Wall Street's largest banks are readying themselves for vast changes in how they do business after a Senate vote this week moved sweeping reforms one step closer.
Democrats in both houses of Congress have pledged to put a final version of the rules on President Barack Obama's desk within weeks, a signal to financial firms that they are running their last lap on a well-worn -- and immensely profitable -- track.
Baring major changes, Wall Street will soon be contending with a potentially powerful consumer protection agency and banks will be forced to wall off, or even sell off, some of their most profitable divisions.
According to analysts at Bank of America-Merrill Lynch, the reforms could lower the sector's profits by as much as 20 percent.
Banks have bristled at two proposals in particular: new "proprietary trading" rules that would bar deposit-holding institutions from making bets for their own gain, and rules that would force the trade of complex financial instruments called derivatives on open exchanges.

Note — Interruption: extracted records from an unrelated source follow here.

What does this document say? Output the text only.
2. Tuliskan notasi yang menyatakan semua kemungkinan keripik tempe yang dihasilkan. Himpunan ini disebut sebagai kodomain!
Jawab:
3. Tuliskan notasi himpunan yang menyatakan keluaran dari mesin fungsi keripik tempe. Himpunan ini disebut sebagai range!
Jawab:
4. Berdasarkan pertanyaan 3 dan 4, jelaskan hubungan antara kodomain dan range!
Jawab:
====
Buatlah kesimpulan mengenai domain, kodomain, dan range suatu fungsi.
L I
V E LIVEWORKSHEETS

Curbs on "prop trading" went into effect after the Great Depression. In 1933, the Glass-Steagall Act prohibited commercial banks from underwriting corporate securities, or acting as brokerages, but it was undone in 1999.
"Potential restrictions on proprietary and derivatives trading are likely to have the most significant effect on the investment banks," said Matthew Albrecht of Standard and Poor's, a ratings agency. "(They) could cause a measurable decrease in revenues and earnings over the next few years."
Critics say the measures will make markets less efficient, and so push up the cost of borrowing for ordinary Americans.
"Requiring banks to push out their derivatives businesses and limiting their ability to hedge their own risk exposures... will ultimately hurt consumers through higher mortgage and credit costs," said Tim Ryan, head of the Securities Industry and Financial Markets Association.
Some critics say the measures could suck two trillion dollars in credit out of the economy.
With the stakes so high, Wall Street is not going down without a fight.
Defiant US business groups on Friday indicated the Senate vote would simply signal a new round in a long drawn-out political punch up.
"It is a missed opportunity to bring the right reforms to our financial system" said David Hirschmann of the US Chamber of Commerce said of the Senate vote, hinting that the powerful lobby group may take legal action.
"The chamber is always engaged in the battle of ideas, at the legislative phase, in the regulatory phase and -- if absolutely all else fails -- then in the litigation stage." Their weight is likely to be felt.
The Chamber of Commerce, while publicly supporting reform efforts, has spent three million dollars in lobbying to shape its outcome.
According to the Center for Public Integrity "some 850 banks, hedge funds, business groups, and other interests hired 3,000-plus lobbyists and spent at least 1.3 billion dollars to influence financial regulatory reform."